No pretendo apuntar que ahora seamos más crueles que en la Edad Media, por poner un ejemplo de ineludible brutalidad. Sería un despropósito argumentar algo así. Pero sí es cierto que todo ese desarrollo humanista que ha acompañado nuestra evolución hoy está cuestionado hasta el extremo de mostrar la empatía como un rasgo de debilidad. Es como si ahora decidiésemos ser crueles porque es más rentable: moral y económicamente. Solo alguien muy codicioso no vería que el neoliberalismo económico es lo peor que le ha sucedido al ser humano como comunidad. Segato explica que en la historia de la Humanidad coexisten dos conceptos: el de las cosas, que genera individualismo; y el de los vínculos, que crea comunidades. En nuestra sociedad conviven los dos pero el de las cosas, amparado por un discurso de bonanza económica, de rentabilidad, de crisis, de déficit y de competitividad, ha contaminado al de los vínculos. Ahora creamos comunidades de seres humanos que trabajan con la crueldad sin necesidad de bombardear Siria. ¿Qué otra cosa son, si no, los fondos buitre, la especulación con el suelo y la vivienda, la política de desahucios, las empresas que se encargan de despedir trabajadores o cerrar las fronteras a un refugiado? Darle más valor a las cosas que a las personas pero tratar a las personas como si fuesen cosas.
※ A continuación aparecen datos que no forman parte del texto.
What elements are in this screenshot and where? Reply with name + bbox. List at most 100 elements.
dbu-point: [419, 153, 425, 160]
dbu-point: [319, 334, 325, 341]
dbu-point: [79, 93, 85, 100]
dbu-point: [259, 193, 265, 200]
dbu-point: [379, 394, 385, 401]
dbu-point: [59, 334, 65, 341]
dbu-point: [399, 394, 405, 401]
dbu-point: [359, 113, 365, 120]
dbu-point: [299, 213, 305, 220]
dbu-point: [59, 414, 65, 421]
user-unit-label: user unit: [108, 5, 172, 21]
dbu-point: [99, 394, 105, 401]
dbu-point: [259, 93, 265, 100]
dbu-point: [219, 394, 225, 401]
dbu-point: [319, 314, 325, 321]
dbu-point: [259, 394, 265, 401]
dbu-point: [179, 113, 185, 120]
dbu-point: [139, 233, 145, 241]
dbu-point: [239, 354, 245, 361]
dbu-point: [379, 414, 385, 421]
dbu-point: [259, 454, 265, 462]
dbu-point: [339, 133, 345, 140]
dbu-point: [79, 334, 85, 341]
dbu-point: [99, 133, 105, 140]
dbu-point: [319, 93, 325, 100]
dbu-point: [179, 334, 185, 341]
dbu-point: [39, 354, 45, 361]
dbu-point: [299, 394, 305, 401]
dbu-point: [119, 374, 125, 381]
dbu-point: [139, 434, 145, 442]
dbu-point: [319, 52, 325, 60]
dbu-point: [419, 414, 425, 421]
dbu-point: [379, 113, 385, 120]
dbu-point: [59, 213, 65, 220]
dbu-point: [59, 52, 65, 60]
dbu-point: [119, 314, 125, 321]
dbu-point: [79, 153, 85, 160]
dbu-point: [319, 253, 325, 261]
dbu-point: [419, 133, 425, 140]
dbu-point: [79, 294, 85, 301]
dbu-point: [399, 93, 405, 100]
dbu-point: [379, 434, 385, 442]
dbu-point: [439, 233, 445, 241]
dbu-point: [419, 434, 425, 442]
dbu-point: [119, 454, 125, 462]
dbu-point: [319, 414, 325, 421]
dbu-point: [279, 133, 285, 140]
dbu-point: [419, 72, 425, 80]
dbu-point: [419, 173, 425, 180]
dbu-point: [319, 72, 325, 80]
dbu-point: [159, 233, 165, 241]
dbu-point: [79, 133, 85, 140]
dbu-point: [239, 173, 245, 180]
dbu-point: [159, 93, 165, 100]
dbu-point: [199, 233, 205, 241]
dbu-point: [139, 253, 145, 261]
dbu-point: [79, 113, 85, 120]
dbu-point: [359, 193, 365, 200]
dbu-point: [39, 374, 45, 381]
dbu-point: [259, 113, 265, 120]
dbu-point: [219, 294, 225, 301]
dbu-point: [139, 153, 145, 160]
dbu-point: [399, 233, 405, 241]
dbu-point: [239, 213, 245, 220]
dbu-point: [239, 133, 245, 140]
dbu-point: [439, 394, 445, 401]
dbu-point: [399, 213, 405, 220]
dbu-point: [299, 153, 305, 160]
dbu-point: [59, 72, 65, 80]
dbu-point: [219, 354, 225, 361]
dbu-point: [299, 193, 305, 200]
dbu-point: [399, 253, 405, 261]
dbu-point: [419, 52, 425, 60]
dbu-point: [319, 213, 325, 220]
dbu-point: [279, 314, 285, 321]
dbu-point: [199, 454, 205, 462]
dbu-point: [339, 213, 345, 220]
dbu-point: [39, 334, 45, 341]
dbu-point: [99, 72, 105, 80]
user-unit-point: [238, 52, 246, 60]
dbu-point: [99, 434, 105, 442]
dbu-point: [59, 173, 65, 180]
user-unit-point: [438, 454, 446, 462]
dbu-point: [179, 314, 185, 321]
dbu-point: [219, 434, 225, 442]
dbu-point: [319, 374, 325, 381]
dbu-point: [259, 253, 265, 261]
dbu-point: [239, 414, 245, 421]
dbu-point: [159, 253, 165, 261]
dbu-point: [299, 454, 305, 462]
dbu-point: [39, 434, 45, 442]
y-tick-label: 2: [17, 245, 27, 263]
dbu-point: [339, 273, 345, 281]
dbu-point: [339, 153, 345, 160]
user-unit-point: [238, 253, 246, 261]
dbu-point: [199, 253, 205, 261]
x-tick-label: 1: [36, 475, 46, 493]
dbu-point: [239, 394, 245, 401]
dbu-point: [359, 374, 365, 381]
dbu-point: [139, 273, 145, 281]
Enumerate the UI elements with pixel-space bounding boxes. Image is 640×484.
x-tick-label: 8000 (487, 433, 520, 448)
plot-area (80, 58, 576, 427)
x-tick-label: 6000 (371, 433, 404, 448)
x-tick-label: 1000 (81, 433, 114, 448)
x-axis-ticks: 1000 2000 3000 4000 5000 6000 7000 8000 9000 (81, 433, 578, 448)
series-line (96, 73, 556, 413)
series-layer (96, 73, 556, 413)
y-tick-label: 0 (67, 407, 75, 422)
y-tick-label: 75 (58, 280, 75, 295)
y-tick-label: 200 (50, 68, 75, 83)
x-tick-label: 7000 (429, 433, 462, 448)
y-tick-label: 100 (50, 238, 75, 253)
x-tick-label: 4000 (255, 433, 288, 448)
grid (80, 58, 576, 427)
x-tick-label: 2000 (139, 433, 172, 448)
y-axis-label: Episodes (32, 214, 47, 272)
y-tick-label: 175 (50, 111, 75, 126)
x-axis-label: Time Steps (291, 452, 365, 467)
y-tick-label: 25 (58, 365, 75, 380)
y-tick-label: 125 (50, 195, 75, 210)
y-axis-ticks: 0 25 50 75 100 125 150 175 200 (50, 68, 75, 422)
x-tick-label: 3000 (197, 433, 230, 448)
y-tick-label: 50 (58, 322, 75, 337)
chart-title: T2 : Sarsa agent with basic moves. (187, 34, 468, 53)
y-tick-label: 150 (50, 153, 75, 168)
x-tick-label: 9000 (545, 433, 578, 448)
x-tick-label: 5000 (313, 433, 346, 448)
Tenemos la obligación de empezar a cambiar las cosas por pura supervivencia. Este sistema económico se nutre de personas insensibles, incapaces de empatizar con los demás, que consideran el diálogo una pérdida de tiempo y que creen que su bienestar particular justifica el mal general. Solo así podrán tener la indecencia de pagarte mal por tu trabajo, de explotarte, de exigirte, de pedirte setecientos euros por un piso de 35 metros cuadrados con nevera en el salón, de humillarte, sin que les tiemble el pulso o se les quite el sueño.
Lo económico se filtra y la crueldad se contagia. Lo llamamos competitividad. Y así corremos para quitarle la mesa a alguien en una terraza –a mí me lo hicieron esta semana, ante mi asombro–, o canalizamos toda esa insensibilidad hacia el terreno emocional, donde las relaciones manejan nuevos códigos de crueldad a los que les ponemos nombres anglosajones para que queden más cool y así evitar implicarnos en el mal que causamos. ¿Saben qué es el ghosting? Pues es la desaparición paulatina de la pareja, en una relación de cualquier índole e intensidad, en la que la otra persona va dejando de comunicarse contigo hasta desaparecer. ¿Y el benching? Tener a alguien en el banco de suplentes. Tienes tu pareja pero te aseguras de mantener a alguien con quien coquetear de vez en cuando, enviarle algún emoji de indudable interpretación, para mantener viva una posibilidad de relación o aventura que, realmente, nunca progresa.
Estos solo son algunos de los ejercicios de crueldad que manejamos hoy en día y que se han convertido en el modus operandi de los millennials –o los que actúan como tales– en la era digital. Despersonalizar las relaciones, los afectos. Un ejercicio de egoísmo y manipulación en el que aceptar los códigos virtuales para el mundo real. Ante eso, y todo lo anterior, solo hay un tratamiento: ponerse en el lugar del otro. Es tan sencillo que ofende tenerlo que explicar. Ponernos en lugar del otro genera cuidado y, lo que es más importante, respeto. Porque de lo contrario, algunos serán muy rentables económicamente, podremos pagar el alquiler, las vacaciones en airbnb, los vuelos en ryanair, tener el mejor teléfono, pero acabaremos la primera mitad del siglo siendo la generación más miserable, como decisión aparentemente voluntaria, de la historia de la Humanidad.